STAY LONGER
Nicodim New York
15 Greene Street
July 10 – August 15, 2025
PRESS RELEASE by José Andrés Mora
A painting can be like a memory, but only for the few moments it is being painted. Memories, despite being about the past, live only when they’re conjured in the present. So, after a painting is complete, and once the oil paint has cured, the remembering ends, and what remains on the canvas is a trace of something that has been.
In her solo exhibition, Stay Longer, Chantal Khoury’s paintings ruminate on images of kitchen tables, dining rooms, and coffee tables, all loosely set around the act of hosting others. The dishes, cups, fruits, and figurines that adorn these tables are a familiar language to her from her upbringing. A common thread across the works is the repeated appearance of these objects, which hints toward a central thesis in Khoury’s work: the things from our past that comprise who we are will never cure like a painted medium—they will only dissipate. Repeating the images over and over again is to extend their lives. To pick at the scar of something that has been is to draw life back into it, to consult it, and make sense of the present.
Khoury frequently depicts peacocks in her compositions, in large part reflecting the abundance with which the bird motif appears in ceramics and tapestries of the Levant region. The bird’s ornamental complexity echoes the abundance of the objects in the table settings. In the painting, Between Folds, a peacock stoically peers westward while its body consumes the entirety of the foreground. Khoury’s technique creates gestural lines that transform the peacock’s feathers into the intricate weaving of a tablecloth. Letting one’s eyes move across this calculated chaos reveals to a patient viewer the interwoven figural silhouettes of dancers moving in coordination, performing the Dabke. The dancers seem to appear and disappear, as though immune to coordinates. When the eye cannot rest, the figures need only to be still for us to see them move. This sense of movement and transfiguration permeates Khoury’s work, closely depicting the instability that breaks apart a memory when it is not recalled.

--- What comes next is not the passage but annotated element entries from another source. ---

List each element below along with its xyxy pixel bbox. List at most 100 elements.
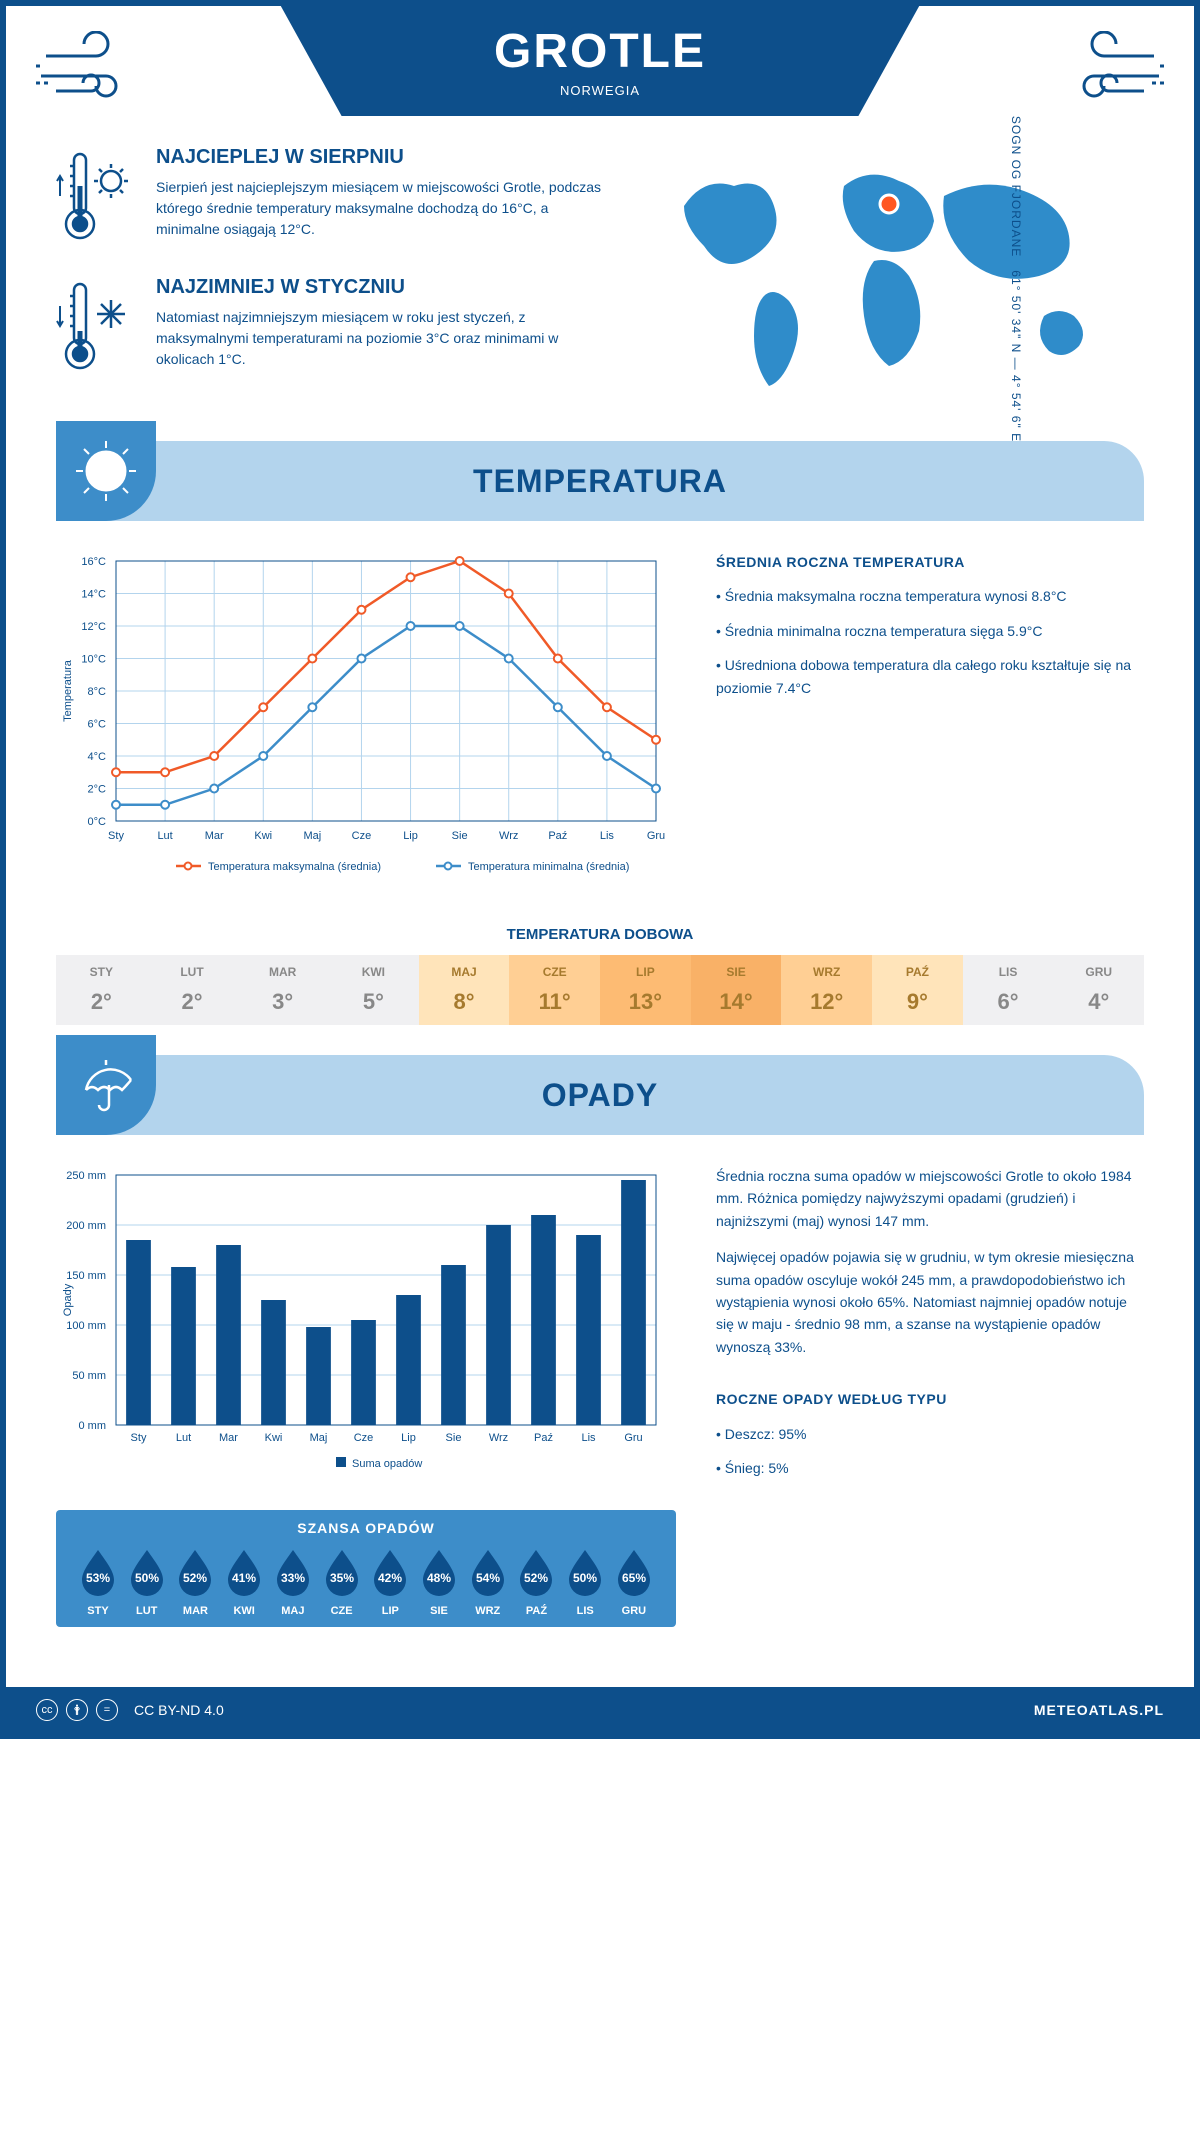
svg-text:10°C: 10°C [81, 654, 106, 666]
daily-temp-cell: MAR3° [237, 955, 328, 1025]
daily-temp-cell: KWI5° [328, 955, 419, 1025]
svg-text:Paź: Paź [534, 1432, 553, 1444]
page-title: GROTLE [494, 24, 706, 79]
svg-text:52%: 52% [183, 1571, 207, 1585]
svg-text:Sty: Sty [131, 1432, 147, 1444]
svg-text:Temperatura: Temperatura [62, 659, 74, 722]
thermometer-snow-icon [56, 276, 136, 376]
svg-text:16°C: 16°C [81, 556, 106, 568]
chance-drop: 50%LIS [563, 1546, 607, 1617]
page: GROTLE NORWEGIA NAJCIEPLEJ W SIERPNIU Si… [0, 0, 1200, 1739]
svg-text:Maj: Maj [310, 1432, 328, 1444]
svg-text:42%: 42% [378, 1571, 402, 1585]
temperature-chart: 0°C2°C4°C6°C8°C10°C12°C14°C16°CStyLutMar… [56, 551, 676, 896]
svg-text:Wrz: Wrz [489, 1432, 508, 1444]
nd-icon: = [96, 1699, 118, 1721]
chance-drop: 52%MAR [173, 1546, 217, 1617]
umbrella-icon [56, 1035, 156, 1135]
precip-p2: Najwięcej opadów pojawia się w grudniu, … [716, 1246, 1144, 1358]
chance-drop: 53%STY [76, 1546, 120, 1617]
daily-temp-table: TEMPERATURA DOBOWA STY2°LUT2°MAR3°KWI5°M… [56, 926, 1144, 1025]
daily-temp-cell: LIP13° [600, 955, 691, 1025]
svg-text:14°C: 14°C [81, 589, 106, 601]
svg-text:Paź: Paź [548, 830, 567, 842]
summary-title: NAJCIEPLEJ W SIERPNIU [156, 146, 604, 169]
svg-text:Lip: Lip [403, 830, 418, 842]
annual-item: Średnia minimalna roczna temperatura się… [716, 620, 1144, 642]
svg-text:0°C: 0°C [88, 816, 107, 828]
svg-text:Opady: Opady [62, 1283, 74, 1316]
svg-text:Lut: Lut [176, 1432, 191, 1444]
svg-text:Maj: Maj [303, 830, 321, 842]
svg-text:50%: 50% [573, 1571, 597, 1585]
cc-icon: cc [36, 1699, 58, 1721]
daily-title: TEMPERATURA DOBOWA [56, 926, 1144, 943]
svg-text:35%: 35% [330, 1571, 354, 1585]
world-map: SOGN OG FJORDANE 61° 50' 34" N — 4° 54' … [644, 146, 1144, 411]
svg-text:4°C: 4°C [88, 751, 107, 763]
svg-text:150 mm: 150 mm [66, 1270, 106, 1282]
section-title: TEMPERATURA [473, 463, 727, 500]
daily-temp-cell: WRZ12° [781, 955, 872, 1025]
by-type-title: ROCZNE OPADY WEDŁUG TYPU [716, 1388, 1144, 1410]
coordinates: SOGN OG FJORDANE 61° 50' 34" N — 4° 54' … [1009, 115, 1023, 441]
chance-drop: 35%CZE [320, 1546, 364, 1617]
daily-temp-cell: GRU4° [1053, 955, 1144, 1025]
chance-drop: 42%LIP [368, 1546, 412, 1617]
annual-item: Średnia maksymalna roczna temperatura wy… [716, 585, 1144, 607]
svg-text:Gru: Gru [624, 1432, 642, 1444]
svg-text:0 mm: 0 mm [79, 1420, 107, 1432]
svg-text:52%: 52% [524, 1571, 548, 1585]
svg-text:Sie: Sie [452, 830, 468, 842]
chance-drop: 54%WRZ [466, 1546, 510, 1617]
daily-temp-cell: LUT2° [147, 955, 238, 1025]
svg-text:50 mm: 50 mm [72, 1370, 106, 1382]
svg-text:53%: 53% [86, 1571, 110, 1585]
section-title: OPADY [542, 1077, 658, 1114]
svg-text:Lis: Lis [600, 830, 615, 842]
svg-text:Mar: Mar [205, 830, 224, 842]
svg-text:33%: 33% [281, 1571, 305, 1585]
summary-title: NAJZIMNIEJ W STYCZNIU [156, 276, 604, 299]
svg-text:41%: 41% [232, 1571, 256, 1585]
chance-drop: 65%GRU [612, 1546, 656, 1617]
summary-text: Natomiast najzimniejszym miesiącem w rok… [156, 307, 604, 370]
header: GROTLE NORWEGIA [6, 6, 1194, 116]
footer: cc 🛉 = CC BY-ND 4.0 METEOATLAS.PL [6, 1687, 1194, 1733]
svg-text:Kwi: Kwi [265, 1432, 283, 1444]
svg-text:Lip: Lip [401, 1432, 416, 1444]
precip-chart: 0 mm50 mm100 mm150 mm200 mm250 mmStyLutM… [56, 1165, 676, 1490]
svg-text:100 mm: 100 mm [66, 1320, 106, 1332]
chance-drop: 33%MAJ [271, 1546, 315, 1617]
wind-icon [1044, 31, 1164, 111]
chance-drop: 41%KWI [222, 1546, 266, 1617]
svg-text:Cze: Cze [352, 830, 372, 842]
chance-title: SZANSA OPADÓW [76, 1520, 656, 1536]
svg-text:8°C: 8°C [88, 686, 107, 698]
sun-icon [56, 421, 156, 521]
svg-text:200 mm: 200 mm [66, 1220, 106, 1232]
svg-text:54%: 54% [476, 1571, 500, 1585]
svg-text:50%: 50% [135, 1571, 159, 1585]
svg-text:12°C: 12°C [81, 621, 106, 633]
daily-temp-cell: LIS6° [963, 955, 1054, 1025]
svg-text:Suma opadów: Suma opadów [352, 1458, 422, 1470]
country: NORWEGIA [494, 83, 706, 98]
chance-of-precip: SZANSA OPADÓW 53%STY50%LUT52%MAR41%KWI33… [56, 1510, 676, 1627]
svg-text:Lis: Lis [581, 1432, 596, 1444]
site-name: METEOATLAS.PL [1034, 1702, 1164, 1718]
svg-text:Kwi: Kwi [254, 830, 272, 842]
svg-text:Mar: Mar [219, 1432, 238, 1444]
chance-drop: 52%PAŹ [514, 1546, 558, 1617]
wind-icon [36, 31, 156, 111]
svg-text:Sie: Sie [446, 1432, 462, 1444]
annual-title: ŚREDNIA ROCZNA TEMPERATURA [716, 551, 1144, 573]
daily-temp-cell: SIE14° [691, 955, 782, 1025]
type-item: Śnieg: 5% [716, 1457, 1144, 1479]
svg-text:48%: 48% [427, 1571, 451, 1585]
section-header-temperature: TEMPERATURA [56, 441, 1144, 521]
svg-text:Lut: Lut [157, 830, 172, 842]
daily-temp-cell: PAŹ9° [872, 955, 963, 1025]
chance-drop: 50%LUT [125, 1546, 169, 1617]
summary-warmest: NAJCIEPLEJ W SIERPNIU Sierpień jest najc… [56, 146, 604, 246]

A similar sensibility manifests in the painting Coffee and Orange Blossoms, where three cups of coffee sit on the plane of a table drenched in nearly white, cerulean light, painted with similarly dancing strokes echoing the rhythm in the peacock’s feathers. The edges of the ceramics are nearly indiscernible, as though one’s eyes are adjusting to a new light. In this scene, the dark liquid bodies inside each coffee cup are gently pooled within this light. Despite being contained, the liquids seem to flow from one cup to another. This is a recurring element in Khoury’s work: the tendency for water to spill, to assume the shape of its vessel. Water will always want to flow down to our feet, and the four edges of her paintings gently hold the images from spilling to the floor.

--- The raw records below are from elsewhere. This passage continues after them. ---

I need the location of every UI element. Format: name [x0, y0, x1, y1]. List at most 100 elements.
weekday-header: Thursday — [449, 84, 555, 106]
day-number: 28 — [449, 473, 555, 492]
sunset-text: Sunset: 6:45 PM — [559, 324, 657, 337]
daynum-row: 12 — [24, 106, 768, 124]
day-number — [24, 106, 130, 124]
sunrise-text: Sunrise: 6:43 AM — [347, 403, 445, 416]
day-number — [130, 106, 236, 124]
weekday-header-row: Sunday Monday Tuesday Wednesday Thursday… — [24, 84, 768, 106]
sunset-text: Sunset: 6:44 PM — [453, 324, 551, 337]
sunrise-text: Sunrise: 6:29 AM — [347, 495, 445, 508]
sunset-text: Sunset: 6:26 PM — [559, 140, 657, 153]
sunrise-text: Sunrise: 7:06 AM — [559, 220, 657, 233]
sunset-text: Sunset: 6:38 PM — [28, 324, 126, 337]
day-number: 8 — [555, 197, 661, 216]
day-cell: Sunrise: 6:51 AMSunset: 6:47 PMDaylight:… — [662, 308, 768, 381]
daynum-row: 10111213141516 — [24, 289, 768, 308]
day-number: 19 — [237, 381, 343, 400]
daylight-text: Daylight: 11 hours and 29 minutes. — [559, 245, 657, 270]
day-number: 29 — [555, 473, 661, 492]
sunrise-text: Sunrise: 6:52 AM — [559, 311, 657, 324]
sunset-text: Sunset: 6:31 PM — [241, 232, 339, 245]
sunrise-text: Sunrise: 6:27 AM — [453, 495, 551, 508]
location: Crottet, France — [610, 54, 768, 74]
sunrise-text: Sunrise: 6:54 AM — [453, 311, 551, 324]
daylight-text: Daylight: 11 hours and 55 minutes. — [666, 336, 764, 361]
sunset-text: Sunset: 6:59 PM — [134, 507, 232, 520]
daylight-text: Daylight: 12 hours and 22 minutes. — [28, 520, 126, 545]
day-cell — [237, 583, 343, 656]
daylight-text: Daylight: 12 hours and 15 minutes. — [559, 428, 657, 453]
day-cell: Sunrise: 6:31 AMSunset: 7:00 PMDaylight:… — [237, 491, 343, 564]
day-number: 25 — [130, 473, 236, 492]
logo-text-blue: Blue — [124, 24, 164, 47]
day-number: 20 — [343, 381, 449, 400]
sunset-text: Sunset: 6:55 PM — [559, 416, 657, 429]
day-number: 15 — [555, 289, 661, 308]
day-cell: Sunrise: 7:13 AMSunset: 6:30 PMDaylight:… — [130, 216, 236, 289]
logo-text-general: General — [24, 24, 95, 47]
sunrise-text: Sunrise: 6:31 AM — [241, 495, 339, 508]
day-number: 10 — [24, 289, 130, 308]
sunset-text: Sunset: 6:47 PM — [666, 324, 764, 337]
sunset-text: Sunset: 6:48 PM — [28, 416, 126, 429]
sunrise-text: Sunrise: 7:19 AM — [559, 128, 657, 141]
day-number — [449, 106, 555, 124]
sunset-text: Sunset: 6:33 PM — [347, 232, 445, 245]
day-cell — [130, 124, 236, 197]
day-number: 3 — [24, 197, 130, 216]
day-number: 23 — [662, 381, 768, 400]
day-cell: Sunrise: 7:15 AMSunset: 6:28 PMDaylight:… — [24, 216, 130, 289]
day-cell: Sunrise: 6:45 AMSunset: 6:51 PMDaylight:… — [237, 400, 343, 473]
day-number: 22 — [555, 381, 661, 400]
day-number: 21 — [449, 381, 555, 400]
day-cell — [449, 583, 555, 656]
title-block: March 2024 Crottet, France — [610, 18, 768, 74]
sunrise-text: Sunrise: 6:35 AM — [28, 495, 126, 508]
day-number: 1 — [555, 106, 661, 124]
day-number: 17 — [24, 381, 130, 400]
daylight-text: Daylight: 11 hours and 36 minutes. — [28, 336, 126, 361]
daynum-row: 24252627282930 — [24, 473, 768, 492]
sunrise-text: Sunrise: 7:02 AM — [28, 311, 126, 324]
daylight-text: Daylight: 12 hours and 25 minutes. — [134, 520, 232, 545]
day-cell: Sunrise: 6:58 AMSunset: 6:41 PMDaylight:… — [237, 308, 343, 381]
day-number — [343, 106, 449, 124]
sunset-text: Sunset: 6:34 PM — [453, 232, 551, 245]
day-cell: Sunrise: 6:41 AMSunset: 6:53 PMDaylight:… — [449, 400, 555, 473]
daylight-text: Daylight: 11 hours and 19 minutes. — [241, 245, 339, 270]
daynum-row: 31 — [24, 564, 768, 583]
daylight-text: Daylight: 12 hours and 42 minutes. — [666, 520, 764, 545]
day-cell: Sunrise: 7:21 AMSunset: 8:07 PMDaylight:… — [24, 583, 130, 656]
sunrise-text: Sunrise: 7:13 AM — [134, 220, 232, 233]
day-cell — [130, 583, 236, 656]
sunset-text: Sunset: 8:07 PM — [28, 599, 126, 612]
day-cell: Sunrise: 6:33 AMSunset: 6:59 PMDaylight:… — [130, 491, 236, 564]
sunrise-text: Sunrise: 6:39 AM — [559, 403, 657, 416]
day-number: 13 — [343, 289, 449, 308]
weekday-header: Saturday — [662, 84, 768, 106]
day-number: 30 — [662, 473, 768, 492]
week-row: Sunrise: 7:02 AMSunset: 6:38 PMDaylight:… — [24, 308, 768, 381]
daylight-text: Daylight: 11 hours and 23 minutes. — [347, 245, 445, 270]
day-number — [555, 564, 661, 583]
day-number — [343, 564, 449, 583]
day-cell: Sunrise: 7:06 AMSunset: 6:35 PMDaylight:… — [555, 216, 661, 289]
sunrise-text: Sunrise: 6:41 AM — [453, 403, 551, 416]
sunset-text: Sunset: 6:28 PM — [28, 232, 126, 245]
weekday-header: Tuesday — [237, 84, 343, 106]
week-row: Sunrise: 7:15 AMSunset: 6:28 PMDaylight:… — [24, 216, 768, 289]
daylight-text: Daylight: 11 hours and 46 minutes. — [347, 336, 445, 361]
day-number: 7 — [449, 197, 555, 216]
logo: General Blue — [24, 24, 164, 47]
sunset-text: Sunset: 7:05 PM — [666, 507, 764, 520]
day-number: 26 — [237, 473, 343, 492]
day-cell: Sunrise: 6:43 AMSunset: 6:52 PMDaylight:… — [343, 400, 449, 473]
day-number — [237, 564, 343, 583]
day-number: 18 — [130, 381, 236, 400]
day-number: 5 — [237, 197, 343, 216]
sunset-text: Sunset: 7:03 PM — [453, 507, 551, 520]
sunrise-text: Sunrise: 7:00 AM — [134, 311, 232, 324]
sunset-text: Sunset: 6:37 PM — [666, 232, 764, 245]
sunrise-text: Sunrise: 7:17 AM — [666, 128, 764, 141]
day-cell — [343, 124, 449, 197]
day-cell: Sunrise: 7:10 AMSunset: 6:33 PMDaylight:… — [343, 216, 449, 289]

Khoury’s works reflect how little there is that is unique to us as individuals, since most of the knowledge we hold is knowledge that is passed on to us. All the words we say are utterances of sounds that others have made. And like the words that we use, there is a learned lexicon and meaning to how we receive others at our table. It is easy to understand why the act of hosting and feeding others is so linked to someone’s “culture.” A dish is one of an infinite series of echoes that have passed and will continue to pass. Chantal Khoury understands this linkage and that we forge a sense of who we are in the small degrees of change we introduce to each utterance.

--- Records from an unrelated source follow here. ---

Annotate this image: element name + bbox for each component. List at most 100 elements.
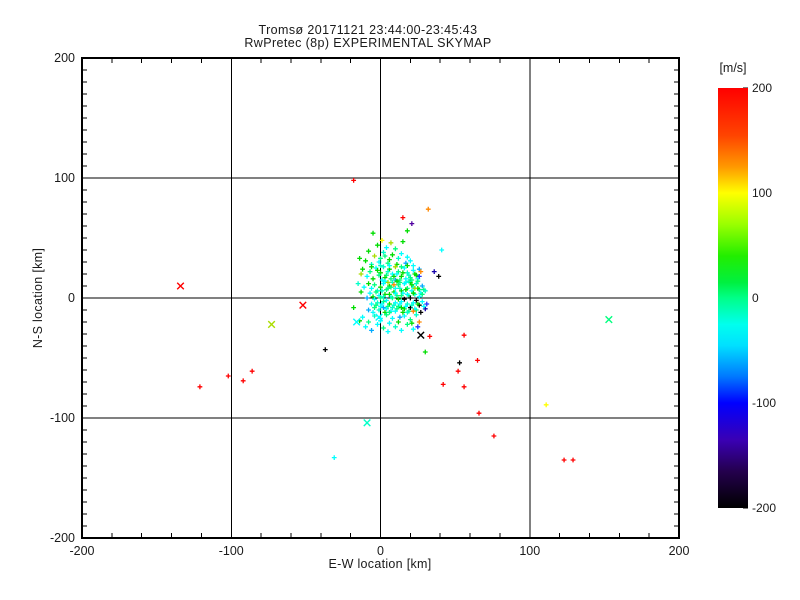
data-point-plus (393, 324, 398, 330)
data-point-plus (376, 272, 382, 278)
x-tick-label: 100 (519, 544, 540, 558)
data-point-plus (382, 278, 388, 284)
data-point-plus (331, 455, 337, 460)
data-point-plus (410, 326, 416, 332)
data-point-plus (397, 280, 403, 285)
data-point-plus (391, 274, 397, 279)
data-point-plus (394, 271, 400, 277)
data-point-plus (410, 308, 416, 314)
colorbar-tick-label: 0 (752, 291, 759, 305)
data-point-plus (398, 328, 404, 333)
data-point-plus (393, 308, 398, 314)
data-point-plus (351, 178, 357, 183)
data-point-plus (370, 276, 376, 282)
data-point-plus (475, 358, 480, 363)
data-point-plus (424, 301, 430, 307)
data-point-plus (419, 292, 425, 297)
data-point-plus (366, 307, 371, 313)
data-point-plus (373, 302, 379, 308)
data-point-plus (401, 313, 407, 319)
data-point-plus (381, 305, 386, 310)
data-point-plus (376, 307, 382, 313)
data-point-plus (378, 263, 383, 268)
data-point-plus (407, 317, 413, 322)
data-point-plus (369, 301, 374, 307)
y-tick-label: 100 (54, 171, 75, 185)
data-point-plus (393, 286, 398, 291)
data-point-plus (407, 258, 413, 264)
data-point-plus (387, 292, 392, 297)
data-point-plus (379, 277, 385, 283)
data-point-plus (378, 295, 383, 301)
data-point-plus (391, 302, 397, 308)
data-point-plus (431, 269, 437, 274)
data-point-plus (197, 384, 203, 390)
data-point-plus (355, 281, 361, 286)
data-point-plus (407, 295, 413, 301)
data-point-plus (410, 263, 416, 268)
data-point-cross (363, 419, 371, 427)
data-point-plus (415, 278, 421, 284)
data-point-plus (398, 293, 404, 298)
y-tick-label: -100 (50, 411, 75, 425)
data-point-plus (384, 312, 389, 318)
data-point-plus (410, 290, 416, 296)
colorbar-tick-label: -200 (752, 501, 777, 515)
data-point-plus (400, 215, 406, 220)
data-point-plus (440, 382, 446, 387)
data-point-plus (543, 402, 549, 408)
data-point-plus (387, 310, 392, 315)
data-point-plus (491, 433, 497, 439)
data-point-plus (422, 288, 428, 294)
data-point-plus (409, 320, 415, 326)
data-point-plus (416, 294, 422, 300)
data-point-plus (360, 314, 365, 320)
data-point-plus (381, 294, 386, 300)
colorbar-unit-label: [m/s] (719, 61, 747, 75)
data-point-plus (403, 304, 409, 309)
data-point-plus (416, 274, 422, 279)
data-point-plus (561, 457, 567, 463)
colorbar-tick-label: -100 (752, 396, 777, 410)
data-point-plus (351, 305, 357, 310)
data-point-plus (366, 281, 371, 286)
data-point-plus (390, 316, 395, 321)
data-point-plus (413, 298, 419, 303)
data-point-plus (404, 254, 410, 260)
data-point-plus (404, 292, 410, 297)
chart-title: Tromsø 20171121 23:44:00-23:45:43 (258, 23, 478, 37)
data-point-plus (372, 296, 377, 302)
x-axis-label: E-W location [km] (328, 557, 432, 571)
data-point-cross (176, 282, 185, 290)
data-point-plus (378, 256, 383, 261)
y-tick-label: 200 (54, 51, 75, 65)
data-point-cross (375, 313, 383, 321)
data-point-plus (385, 280, 391, 285)
data-point-plus (372, 282, 377, 288)
data-point-plus (396, 319, 401, 325)
data-point-plus (401, 265, 407, 271)
data-point-plus (439, 247, 445, 253)
data-point-plus (372, 313, 377, 319)
data-point-plus (388, 284, 394, 290)
data-point-plus (412, 271, 418, 277)
data-point-plus (457, 360, 463, 366)
colorbar-tick-label: 200 (752, 81, 773, 95)
data-point-plus (378, 284, 383, 290)
data-point-plus (476, 410, 482, 416)
data-point-plus (366, 248, 371, 254)
data-point-plus (366, 319, 371, 325)
data-point-plus (385, 304, 391, 309)
data-point-cross (417, 331, 425, 339)
y-axis-label: N-S location [km] (31, 247, 45, 349)
data-point-plus (391, 282, 397, 288)
data-point-plus (390, 295, 395, 301)
data-point-plus (404, 310, 410, 315)
data-point-plus (363, 324, 368, 330)
data-point-plus (367, 269, 373, 274)
x-tick-label: 200 (669, 544, 690, 558)
data-point-plus (376, 259, 382, 265)
data-point-plus (357, 256, 363, 261)
data-point-plus (422, 349, 428, 355)
data-point-plus (372, 253, 377, 259)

Chantal Khoury grew up as a second-generation Canadian, and as such, much of her understanding of herself is within this framing. For most of us, living anywhere within the continental Americas (North, Central, South) is to readily admit that at some point, you or your family came from elsewhere, and that is, in a sense, a form of comradery. Chantal Khoury lives and works in Montréal, Québec, Canada.
— José Andrés Mora
José Andrés Mora (he/him) is a Venezuelan-Canadian artist and writer living in Montréal, Québec, Canada. Mora graduated from the Nova Scotia College of Arts and Design (2013, BFA in Interdisciplinary Arts) and the University of Guelph (2020, MFA in Studio Arts). Mora’s work elicits a sense of disconnect deeply tied to his experience as a member of the Venezuelan diaspora. Recently, Mora presented two solo exhibitions at Maison de la Culture (Montréal, 2023) and Latcham Arts Centre (Stouffville, 2023). He has exhibited across Canada since 2013 in notable galleries and public programs, including but not limited to Birch Contemporary (2019), Trinity Square Video (2020), Dalhousie Art Gallery (2020), Artspace Peterborough (2022), Art Metropole (2022), the Digital Arts Resource Centre (2022), and The Plumb (2022).